With a lot of these older entries, it’s been weeks since I made them and so I’m having to think back to what the process was like and what my overall impressions were. By the time this one gets posted, I’ll have made these Blueberry Muffins a total of four times– definitely one of the most repeated recipes from this lockdown list (along with Buttermilk Biscuits, Basque Cheesecake, and Blueberry Scones). I still had that large bag of blueberries taking up space in my freezer, so I wanted to go the classic route and find a recipe for Blueberry Muffins- something I hadn’t made before. It’s a favorite whenever I’m at a bakery or coffee shop, because unlike most pastries, I haven’t had a bad blueberry muffin– some better than others yeah, but by no means bad. Bon Appetit, one of my tried and true recipe sources, has a series called BA’s best which features the publication’s best tested and reviewed recipes, and they feature blueberry muffins made by Rick Martinez.

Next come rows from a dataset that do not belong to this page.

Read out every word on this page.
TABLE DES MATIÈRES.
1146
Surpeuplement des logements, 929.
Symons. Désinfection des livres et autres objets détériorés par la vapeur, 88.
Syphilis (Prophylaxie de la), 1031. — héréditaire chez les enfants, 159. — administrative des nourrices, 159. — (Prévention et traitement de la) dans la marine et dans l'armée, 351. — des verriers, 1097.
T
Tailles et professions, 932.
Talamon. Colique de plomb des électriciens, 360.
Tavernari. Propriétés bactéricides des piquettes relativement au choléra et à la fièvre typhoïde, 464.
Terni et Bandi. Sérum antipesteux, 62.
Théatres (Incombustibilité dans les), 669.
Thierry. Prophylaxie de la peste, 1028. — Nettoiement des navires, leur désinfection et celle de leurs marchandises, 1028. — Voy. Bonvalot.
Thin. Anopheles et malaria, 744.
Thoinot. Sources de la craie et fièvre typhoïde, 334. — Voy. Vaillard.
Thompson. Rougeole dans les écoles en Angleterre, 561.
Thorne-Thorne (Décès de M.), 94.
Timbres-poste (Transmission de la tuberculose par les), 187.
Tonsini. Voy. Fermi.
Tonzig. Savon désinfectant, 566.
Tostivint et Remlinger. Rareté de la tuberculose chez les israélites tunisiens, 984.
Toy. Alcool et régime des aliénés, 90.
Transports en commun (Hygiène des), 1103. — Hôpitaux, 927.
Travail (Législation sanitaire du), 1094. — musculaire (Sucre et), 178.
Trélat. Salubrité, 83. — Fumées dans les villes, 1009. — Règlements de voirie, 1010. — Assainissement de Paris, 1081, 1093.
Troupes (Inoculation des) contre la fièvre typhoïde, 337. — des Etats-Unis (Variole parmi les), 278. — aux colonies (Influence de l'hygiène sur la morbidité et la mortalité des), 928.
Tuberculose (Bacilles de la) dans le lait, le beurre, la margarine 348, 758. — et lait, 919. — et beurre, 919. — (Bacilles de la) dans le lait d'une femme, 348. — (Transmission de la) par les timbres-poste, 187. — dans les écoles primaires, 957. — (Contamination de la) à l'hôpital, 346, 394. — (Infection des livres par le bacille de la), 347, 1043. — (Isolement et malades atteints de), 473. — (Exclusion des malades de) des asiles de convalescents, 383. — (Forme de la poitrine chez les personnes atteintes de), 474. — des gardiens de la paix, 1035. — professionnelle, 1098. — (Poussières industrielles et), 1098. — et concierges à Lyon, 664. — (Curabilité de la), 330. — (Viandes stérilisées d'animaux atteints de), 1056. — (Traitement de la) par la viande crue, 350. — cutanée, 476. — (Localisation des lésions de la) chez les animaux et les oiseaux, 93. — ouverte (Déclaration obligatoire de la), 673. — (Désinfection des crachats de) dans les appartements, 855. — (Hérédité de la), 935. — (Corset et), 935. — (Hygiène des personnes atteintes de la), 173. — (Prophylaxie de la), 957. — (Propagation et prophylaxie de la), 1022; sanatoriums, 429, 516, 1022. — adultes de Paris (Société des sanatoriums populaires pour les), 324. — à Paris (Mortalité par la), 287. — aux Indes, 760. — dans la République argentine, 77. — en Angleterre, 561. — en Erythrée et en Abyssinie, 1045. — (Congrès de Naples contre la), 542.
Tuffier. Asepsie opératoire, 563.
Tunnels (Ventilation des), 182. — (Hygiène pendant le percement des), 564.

The recipe starts off similarly to making a cake by combining the wet ingredients and the dry ingredients separately. Flour, sugar, baking powder and salt are whisked together in a bowl. Rick calls for the addition of whole wheat flour, however I’ve checked nearly five stores at this point and no one seems to sell it on island. I just used the same amount of All Purpose which worked well. In a separate bowl, the wet ingredients are mixed together which include: yogurt, eggs, melted butter, lemon zest, lemon juice and vanilla. The blueberries then get tossed together with the dry mix before the two can be folded together. Again, the recipe calls for fresh, but really, frozen works great. And considering that they’re going to be cooked, I really don’t see the point in using fresh berries. Once the mix is cohesive, they’re portioned into a 12 cup muffin tin that’s been greased. Rick holds back a portion of the blueberries to dot the top with, followed by a sprinkling of raw sugar. The muffins then get baked until deeply golden brown and a toothpick comes out clean before they can be removed from the tin and let cool.

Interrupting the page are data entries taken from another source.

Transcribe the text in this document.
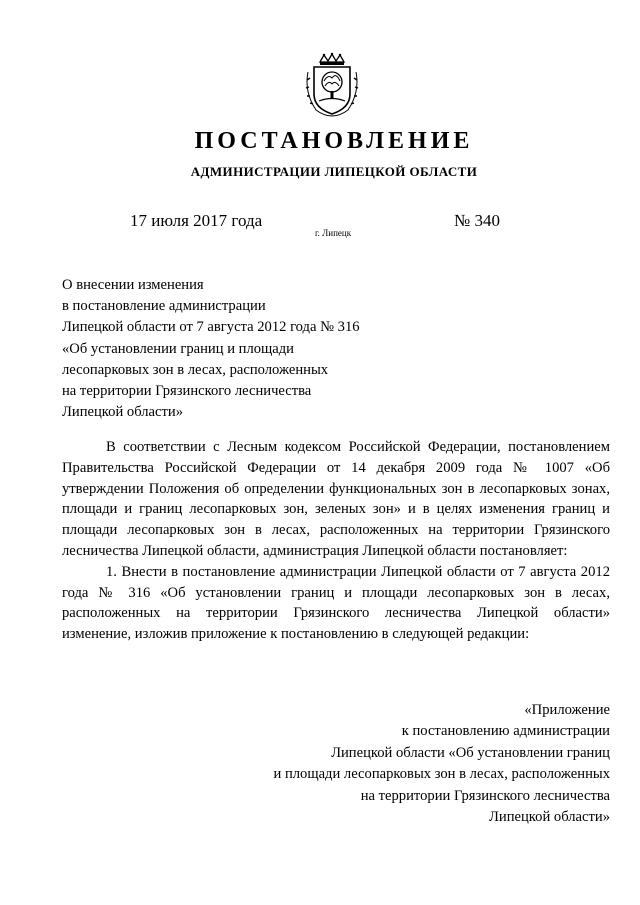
ПОСТАНОВЛЕНИЕ
АДМИНИСТРАЦИИ ЛИПЕЦКОЙ ОБЛАСТИ
17 июля 2017 года
г. Липецк
№ 340
О внесении изменения
в постановление администрации
Липецкой области от 7 августа 2012 года № 316
«Об установлении границ и площади
лесопарковых зон в лесах, расположенных
на территории Грязинского лесничества
Липецкой области»

В соответствии с Лесным кодексом Российской Федерации, постановлением Правительства Российской Федерации от 14 декабря 2009 года № 1007 «Об утверждении Положения об определении функциональных зон в лесопарковых зонах, площади и границ лесопарковых зон, зеленых зон» и в целях изменения границ и площади лесопарковых зон в лесах, расположенных на территории Грязинского лесничества Липецкой области, администрация Липецкой области постановляет:

1. Внести в постановление администрации Липецкой области от 7 августа 2012 года № 316 «Об установлении границ и площади лесопарковых зон в лесах, расположенных на территории Грязинского лесничества Липецкой области» изменение, изложив приложение к постановлению в следующей редакции:

«Приложение
к постановлению администрации
Липецкой области «Об установлении границ
и площади лесопарковых зон в лесах, расположенных
на территории Грязинского лесничества
Липецкой области»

So are these the best blueberry muffins I’ve ever had? I can’t really say- but they do come quite close. The muffins aren’t overly sweet which really allows the blueberries and sugar top to shine. It wouldn’t hurt to add a touch more sugar to the batter in order to get it up to your liking. The muffin itself is pretty soft but still has that structure you’d expect from a muffin. I will say that I wasn’t a fan of the nutmeg as it almost overpowered the muffins. I’ve actually excluded it each time I remade this, and found that I liked them a lot better. One tip I’d offer is to actually use cupcake liners rather than baking them directly in the pan. The liquid from the blueberries as well as the sugar on top made it so they didn’t pop directly out of the pans as easily as I would have liked, but they certainly weren’t stuck. This recipe is definitely a keeper, and it’s so easy to put together, I can’t see myself ever using a box mix.